Nigel Wright, former chief of staff to Prime Minister Stephen Harper, leaves the Ontario Court of Justice in Ottawa August 12, 2015. Wright has been called as a witness in the trial against Mike Duffy, a former ally of Canadian Prime Minister Stephen Harper, who is on trial for fraud and bribery. (Blair Gable/Reuters)
OTTAWA — Stephen Harper’s former chief of staff will spend yet another day on the hot seat at the Mike Duffy trial in Ottawa.
Tuesday’s testimony from Nigel Wright largely centred on the prime minister’s current chief of staff and election director Ray Novak and directly contradicted statements made by the Conservative election campaign.
For several days, the Tory team has rejected evidence that suggested Novak was privy to Wright’s secret $90,000 repayment of Duffy’s contested expenses in 2013. Wright has also suggested in testimony that Novak did not know about the repayment.

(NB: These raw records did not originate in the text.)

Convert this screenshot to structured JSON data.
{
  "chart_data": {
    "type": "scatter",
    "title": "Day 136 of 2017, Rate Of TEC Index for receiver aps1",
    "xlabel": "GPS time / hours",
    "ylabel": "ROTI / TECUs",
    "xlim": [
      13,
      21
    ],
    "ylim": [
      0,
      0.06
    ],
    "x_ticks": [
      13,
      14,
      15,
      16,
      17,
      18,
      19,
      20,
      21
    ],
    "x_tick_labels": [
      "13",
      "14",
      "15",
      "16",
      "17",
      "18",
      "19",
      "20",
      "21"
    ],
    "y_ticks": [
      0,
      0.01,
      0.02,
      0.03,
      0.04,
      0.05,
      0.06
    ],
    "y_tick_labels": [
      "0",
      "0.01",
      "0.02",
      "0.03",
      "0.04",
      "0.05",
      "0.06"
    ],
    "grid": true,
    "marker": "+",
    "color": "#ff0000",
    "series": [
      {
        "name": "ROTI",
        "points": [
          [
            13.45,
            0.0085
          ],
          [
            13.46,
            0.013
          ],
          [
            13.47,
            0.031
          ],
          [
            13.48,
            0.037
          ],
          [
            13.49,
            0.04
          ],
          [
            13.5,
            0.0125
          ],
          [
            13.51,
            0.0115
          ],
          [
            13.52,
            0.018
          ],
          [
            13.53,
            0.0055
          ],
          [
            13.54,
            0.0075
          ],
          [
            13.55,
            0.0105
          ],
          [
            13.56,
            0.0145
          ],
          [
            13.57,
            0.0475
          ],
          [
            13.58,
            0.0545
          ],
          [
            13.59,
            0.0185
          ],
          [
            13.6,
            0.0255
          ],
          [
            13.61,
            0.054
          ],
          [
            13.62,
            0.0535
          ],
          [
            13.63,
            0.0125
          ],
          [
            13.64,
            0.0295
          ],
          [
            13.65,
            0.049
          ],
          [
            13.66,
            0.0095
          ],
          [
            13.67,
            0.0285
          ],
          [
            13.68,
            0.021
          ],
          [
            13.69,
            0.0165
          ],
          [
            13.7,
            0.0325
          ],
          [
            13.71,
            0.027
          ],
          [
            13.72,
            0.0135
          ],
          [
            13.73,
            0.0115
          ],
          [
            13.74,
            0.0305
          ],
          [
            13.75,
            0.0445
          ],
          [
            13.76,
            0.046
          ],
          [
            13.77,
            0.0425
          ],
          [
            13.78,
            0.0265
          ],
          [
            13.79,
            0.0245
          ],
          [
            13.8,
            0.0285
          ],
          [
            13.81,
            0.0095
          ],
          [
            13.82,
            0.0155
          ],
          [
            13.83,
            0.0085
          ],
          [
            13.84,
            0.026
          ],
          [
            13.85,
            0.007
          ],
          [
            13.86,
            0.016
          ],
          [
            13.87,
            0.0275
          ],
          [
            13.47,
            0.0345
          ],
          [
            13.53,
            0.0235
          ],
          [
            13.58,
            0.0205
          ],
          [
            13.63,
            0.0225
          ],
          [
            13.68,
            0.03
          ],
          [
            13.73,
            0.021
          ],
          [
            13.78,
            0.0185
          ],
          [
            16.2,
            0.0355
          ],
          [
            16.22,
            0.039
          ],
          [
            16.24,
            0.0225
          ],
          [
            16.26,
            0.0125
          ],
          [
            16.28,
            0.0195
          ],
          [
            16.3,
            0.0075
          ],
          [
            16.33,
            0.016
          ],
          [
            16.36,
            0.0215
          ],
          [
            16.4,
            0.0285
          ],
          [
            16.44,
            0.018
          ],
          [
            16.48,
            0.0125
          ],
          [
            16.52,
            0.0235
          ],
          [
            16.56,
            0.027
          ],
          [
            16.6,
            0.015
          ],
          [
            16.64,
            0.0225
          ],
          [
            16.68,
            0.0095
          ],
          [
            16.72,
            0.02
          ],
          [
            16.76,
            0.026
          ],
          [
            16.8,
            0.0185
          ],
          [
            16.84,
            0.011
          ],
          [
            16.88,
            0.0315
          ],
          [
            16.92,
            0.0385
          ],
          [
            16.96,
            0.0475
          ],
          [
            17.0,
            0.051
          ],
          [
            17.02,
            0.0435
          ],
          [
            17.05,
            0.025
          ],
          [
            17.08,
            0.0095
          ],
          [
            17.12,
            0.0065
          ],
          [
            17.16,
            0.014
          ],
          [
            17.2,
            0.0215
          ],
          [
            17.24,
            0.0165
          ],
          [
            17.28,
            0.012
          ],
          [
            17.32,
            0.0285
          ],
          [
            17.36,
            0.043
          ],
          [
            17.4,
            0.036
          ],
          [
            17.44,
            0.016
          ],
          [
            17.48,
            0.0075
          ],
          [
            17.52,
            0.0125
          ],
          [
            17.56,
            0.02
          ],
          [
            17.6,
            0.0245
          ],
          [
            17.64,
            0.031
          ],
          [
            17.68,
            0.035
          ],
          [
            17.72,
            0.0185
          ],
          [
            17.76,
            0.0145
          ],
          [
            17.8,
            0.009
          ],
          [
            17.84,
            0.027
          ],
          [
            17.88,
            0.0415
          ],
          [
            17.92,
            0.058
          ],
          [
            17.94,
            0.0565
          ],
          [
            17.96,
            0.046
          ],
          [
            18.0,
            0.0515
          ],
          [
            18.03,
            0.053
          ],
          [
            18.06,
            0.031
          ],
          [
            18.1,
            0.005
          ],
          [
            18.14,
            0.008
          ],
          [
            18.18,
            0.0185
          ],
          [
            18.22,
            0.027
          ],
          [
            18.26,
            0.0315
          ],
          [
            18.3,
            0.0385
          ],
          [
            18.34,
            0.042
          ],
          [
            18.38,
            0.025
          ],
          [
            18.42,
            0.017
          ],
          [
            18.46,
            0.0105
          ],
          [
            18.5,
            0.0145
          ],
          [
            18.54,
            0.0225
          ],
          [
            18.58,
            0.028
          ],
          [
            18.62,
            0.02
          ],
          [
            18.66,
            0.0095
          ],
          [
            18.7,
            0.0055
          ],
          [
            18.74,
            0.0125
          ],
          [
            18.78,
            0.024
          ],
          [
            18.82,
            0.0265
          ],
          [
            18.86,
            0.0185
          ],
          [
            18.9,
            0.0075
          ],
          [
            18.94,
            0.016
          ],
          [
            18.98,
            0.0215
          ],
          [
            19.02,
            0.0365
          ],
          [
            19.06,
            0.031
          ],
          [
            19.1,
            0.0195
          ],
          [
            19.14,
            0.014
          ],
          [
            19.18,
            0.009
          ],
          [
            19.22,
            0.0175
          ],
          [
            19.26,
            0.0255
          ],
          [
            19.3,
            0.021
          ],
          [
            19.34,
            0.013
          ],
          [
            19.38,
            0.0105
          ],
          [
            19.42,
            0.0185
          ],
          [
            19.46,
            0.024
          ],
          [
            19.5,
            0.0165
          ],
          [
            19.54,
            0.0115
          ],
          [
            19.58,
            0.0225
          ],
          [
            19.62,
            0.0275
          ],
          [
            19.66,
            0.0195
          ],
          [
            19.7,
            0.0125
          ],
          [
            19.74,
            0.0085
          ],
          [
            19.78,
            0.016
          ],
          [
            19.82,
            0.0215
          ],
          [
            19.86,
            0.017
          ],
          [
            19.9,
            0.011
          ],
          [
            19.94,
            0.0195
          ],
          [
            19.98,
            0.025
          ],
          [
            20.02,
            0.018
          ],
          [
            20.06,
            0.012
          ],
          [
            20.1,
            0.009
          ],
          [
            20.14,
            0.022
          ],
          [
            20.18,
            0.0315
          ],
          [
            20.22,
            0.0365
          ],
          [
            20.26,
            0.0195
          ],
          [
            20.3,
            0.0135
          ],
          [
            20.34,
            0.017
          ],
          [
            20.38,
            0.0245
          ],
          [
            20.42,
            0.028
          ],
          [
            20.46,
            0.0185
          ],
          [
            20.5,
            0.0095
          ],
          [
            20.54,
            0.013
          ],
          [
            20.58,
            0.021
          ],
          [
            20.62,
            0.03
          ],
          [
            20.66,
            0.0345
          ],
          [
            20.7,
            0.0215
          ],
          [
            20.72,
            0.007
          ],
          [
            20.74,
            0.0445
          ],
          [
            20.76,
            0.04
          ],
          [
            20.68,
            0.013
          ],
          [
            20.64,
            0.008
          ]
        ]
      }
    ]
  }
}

But Duffy’s lawyer, Donald Bayne, read from a February 2014 police interview with Benjamin Perrin, a former lawyer in the Prime Minister’s Office, who said he was in a room a year earlier when Wright told him and Novak that he intended to repay Duffy’s questioned expenses.
Harper’s spokesman Kory Teneycke has told reporters it is “unfathomable” that Novak would be aware of a payment from Wright to Duffy and not tell the prime minister.
Meanwhile, the NDP is asking the RCMP to consider charges against Wright and up to a dozen other staffers in the Prime Minister’s Office for their part in covering up the scandal over Duffy’s expenses.
In a letter to RCMP commissioner Bob Paulson, NDP ethics critic Charlie Angus says testimony at the embattled senator’s trial has produced significant new evidence about the role played by Wright.
Angus says Wright’s testimony has also revealed that at least a dozen other senior staff in the Prime Minister’s Office were involved in a plan to make a secret payment to Duffy, interfere with an independent audit of his expenses and deliberately mislead the public about the entire affair.
Duffy has pleaded not guilty to 31 charges of fraud, breach of trust and bribery in connection with his Senate claims.